Der Nachbar

Es ist gar nicht so schlecht für den Balkan, dass er zur Zeit nicht im Rampenlicht steht. Afghanistan-Einsatz, Griechenland-Krise, Euro-Stabilität, britische Sonderwünsche, die Achse Berlin-Paris und nicht zuletzt Islands Vulkanasche lenken die Aufmerksamkeit der meisten EU-Akteure von Südosteuropa weg.

Das bedeutet aber nicht, dass sich auf dem Balkan nichts tut. Ganz im Gegenteil: Ohne große internationale Beachtung werden rasante Fortschritte erzielt. Dass der Balkan von Schlaglichtern und Schlagzeilen verschont bleibt, erleichtert das zügige Vorankommen in Richtung europäische Integration.

Dass es noch vor zwölf Jahren Krieg, Vertreibung und Flüchtlingsströme gegeben hat, ist kaum vorstellbar, sieht man sich die Fortschritte an, die allein im Vorstadium des EU-Beitritts erreicht wurden.

In den Balkan-Ländern selber und im Spannungsfeld zwischen Balkan und der EU ist vieles in Bewegung. Zwar sind immer noch riesige elementare Probleme zu bewältigen, doch kaum jemand hätte den Ländern zugetraut, in so kurzer Zeit so große Schritte aus der Vergangenheit heraus und aufeinander zu zu machen.

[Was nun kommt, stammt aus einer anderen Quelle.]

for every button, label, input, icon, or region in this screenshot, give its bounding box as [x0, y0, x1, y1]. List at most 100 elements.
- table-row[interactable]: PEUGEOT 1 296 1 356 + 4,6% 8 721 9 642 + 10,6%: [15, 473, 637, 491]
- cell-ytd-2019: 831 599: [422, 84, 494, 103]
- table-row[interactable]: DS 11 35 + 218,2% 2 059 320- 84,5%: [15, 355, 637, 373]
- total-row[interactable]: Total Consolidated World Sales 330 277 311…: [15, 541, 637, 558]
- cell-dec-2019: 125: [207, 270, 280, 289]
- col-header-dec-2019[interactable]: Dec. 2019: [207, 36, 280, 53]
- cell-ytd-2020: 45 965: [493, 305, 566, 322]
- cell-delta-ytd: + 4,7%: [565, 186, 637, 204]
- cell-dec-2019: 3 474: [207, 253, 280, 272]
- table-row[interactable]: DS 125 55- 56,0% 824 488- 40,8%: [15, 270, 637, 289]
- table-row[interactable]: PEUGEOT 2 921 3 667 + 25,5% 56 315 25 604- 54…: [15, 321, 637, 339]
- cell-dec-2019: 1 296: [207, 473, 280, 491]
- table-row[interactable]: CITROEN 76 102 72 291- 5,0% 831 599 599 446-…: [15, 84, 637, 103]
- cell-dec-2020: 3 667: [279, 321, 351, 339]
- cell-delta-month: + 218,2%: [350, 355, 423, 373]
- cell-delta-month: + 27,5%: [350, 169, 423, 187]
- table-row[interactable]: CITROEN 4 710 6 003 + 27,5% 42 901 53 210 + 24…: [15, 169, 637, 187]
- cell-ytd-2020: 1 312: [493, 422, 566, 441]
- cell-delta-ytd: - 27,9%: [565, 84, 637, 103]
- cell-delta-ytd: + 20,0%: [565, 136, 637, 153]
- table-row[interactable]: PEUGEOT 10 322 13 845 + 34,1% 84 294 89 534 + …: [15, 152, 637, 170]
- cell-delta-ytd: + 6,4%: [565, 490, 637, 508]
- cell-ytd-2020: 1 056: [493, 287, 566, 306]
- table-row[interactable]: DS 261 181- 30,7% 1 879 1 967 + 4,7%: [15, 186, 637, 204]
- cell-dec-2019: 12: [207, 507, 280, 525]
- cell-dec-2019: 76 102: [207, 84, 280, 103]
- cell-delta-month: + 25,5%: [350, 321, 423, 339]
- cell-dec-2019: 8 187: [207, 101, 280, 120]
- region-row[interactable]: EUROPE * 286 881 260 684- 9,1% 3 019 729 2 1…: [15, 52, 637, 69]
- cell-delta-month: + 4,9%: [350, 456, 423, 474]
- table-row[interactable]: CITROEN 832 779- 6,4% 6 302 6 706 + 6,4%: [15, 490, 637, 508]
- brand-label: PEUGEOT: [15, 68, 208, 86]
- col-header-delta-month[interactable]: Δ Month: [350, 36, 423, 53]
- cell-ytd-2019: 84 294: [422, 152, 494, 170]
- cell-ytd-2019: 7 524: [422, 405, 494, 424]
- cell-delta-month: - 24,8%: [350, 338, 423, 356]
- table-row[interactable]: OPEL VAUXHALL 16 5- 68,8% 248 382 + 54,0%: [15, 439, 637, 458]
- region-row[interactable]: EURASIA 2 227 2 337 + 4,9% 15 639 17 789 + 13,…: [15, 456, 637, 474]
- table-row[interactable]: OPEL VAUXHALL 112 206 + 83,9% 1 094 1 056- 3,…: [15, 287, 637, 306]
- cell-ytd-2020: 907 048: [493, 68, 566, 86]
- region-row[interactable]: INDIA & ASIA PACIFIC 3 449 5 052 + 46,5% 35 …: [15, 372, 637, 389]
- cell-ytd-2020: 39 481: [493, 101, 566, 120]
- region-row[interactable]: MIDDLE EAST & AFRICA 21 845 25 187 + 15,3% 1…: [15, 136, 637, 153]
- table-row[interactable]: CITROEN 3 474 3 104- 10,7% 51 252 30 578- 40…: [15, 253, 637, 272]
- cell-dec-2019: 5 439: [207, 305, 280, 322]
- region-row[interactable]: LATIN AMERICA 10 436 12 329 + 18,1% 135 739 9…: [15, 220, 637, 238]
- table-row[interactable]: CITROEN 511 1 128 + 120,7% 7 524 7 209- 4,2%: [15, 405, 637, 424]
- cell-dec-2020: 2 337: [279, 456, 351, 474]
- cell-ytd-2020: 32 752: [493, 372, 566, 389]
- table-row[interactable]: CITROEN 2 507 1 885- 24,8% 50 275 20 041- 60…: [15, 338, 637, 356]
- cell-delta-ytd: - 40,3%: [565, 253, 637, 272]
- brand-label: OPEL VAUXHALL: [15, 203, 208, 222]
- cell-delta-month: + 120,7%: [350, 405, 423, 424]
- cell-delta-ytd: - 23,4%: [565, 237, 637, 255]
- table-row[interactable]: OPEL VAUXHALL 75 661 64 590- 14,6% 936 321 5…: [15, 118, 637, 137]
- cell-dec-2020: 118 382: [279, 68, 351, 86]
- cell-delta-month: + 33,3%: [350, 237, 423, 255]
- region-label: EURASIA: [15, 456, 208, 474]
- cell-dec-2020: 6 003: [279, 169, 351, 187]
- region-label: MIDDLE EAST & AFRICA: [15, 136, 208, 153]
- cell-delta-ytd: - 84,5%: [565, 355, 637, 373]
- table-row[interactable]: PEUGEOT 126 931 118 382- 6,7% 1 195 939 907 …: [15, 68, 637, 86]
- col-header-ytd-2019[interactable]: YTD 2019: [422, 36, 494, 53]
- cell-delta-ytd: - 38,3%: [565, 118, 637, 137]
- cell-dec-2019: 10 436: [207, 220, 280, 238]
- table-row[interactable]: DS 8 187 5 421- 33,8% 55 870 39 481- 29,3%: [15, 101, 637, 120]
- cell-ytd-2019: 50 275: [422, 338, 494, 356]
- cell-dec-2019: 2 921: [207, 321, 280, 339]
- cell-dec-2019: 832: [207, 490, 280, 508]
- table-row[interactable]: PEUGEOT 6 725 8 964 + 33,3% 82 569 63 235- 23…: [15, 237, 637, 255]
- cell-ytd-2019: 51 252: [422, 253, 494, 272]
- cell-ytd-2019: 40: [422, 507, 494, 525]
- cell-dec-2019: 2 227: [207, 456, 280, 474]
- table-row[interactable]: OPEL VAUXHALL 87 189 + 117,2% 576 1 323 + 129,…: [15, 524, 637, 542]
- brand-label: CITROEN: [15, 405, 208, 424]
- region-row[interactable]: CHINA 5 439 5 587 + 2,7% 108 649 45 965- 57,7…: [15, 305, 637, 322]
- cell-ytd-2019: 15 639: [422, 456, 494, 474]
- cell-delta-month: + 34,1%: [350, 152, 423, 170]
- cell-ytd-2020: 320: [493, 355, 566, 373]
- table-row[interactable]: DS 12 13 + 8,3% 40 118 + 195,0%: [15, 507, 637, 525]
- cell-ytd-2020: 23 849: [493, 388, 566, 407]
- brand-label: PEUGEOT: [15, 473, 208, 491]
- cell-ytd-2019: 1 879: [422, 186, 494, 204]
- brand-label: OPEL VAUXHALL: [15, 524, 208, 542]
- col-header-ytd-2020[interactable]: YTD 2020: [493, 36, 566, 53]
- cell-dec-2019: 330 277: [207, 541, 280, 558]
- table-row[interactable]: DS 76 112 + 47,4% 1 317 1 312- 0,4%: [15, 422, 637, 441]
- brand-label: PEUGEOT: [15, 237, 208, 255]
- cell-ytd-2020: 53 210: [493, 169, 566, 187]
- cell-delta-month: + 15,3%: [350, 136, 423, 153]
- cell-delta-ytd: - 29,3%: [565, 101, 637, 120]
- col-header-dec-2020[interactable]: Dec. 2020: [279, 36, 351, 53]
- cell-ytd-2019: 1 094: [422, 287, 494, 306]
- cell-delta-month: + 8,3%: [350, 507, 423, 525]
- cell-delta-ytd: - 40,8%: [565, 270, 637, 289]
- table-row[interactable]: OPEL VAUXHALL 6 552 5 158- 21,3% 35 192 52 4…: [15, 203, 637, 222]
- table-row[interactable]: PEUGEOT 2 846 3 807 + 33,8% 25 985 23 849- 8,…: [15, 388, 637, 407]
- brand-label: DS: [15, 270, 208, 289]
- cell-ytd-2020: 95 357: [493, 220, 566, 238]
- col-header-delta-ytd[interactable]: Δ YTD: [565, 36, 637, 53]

Gelingt Europa die Integration des Balkans, kann die EU – nach vielen Beispielen historischen Versagen – eines Tages stolz auf das Ergebnis sein, das es endlich aus eigener Kraft geschafft hat.

Die Gewichte werden sich jedenfalls verschieben. Die “alte” EU wird sich daran gewöhnen müssen, dass nicht mehr der Rhein der wichtigste europäische Fluss ist, sondern die Donau. Nicht mehr der Strom in Nord-Süd-, sondern jener in Ost-West-Verbindung ist der künftig wichtigste Kommunikationsstrang in Europa in Sachen Verkehr, Wirtschaft, Umwelt, Kultur, Gesellschaft. Die Donau, die sowohl Quelle als auch Mündung im EU-Raum hat, ist die Verbindung von alten, neuen und künftigen EU-Mitgliedsländern.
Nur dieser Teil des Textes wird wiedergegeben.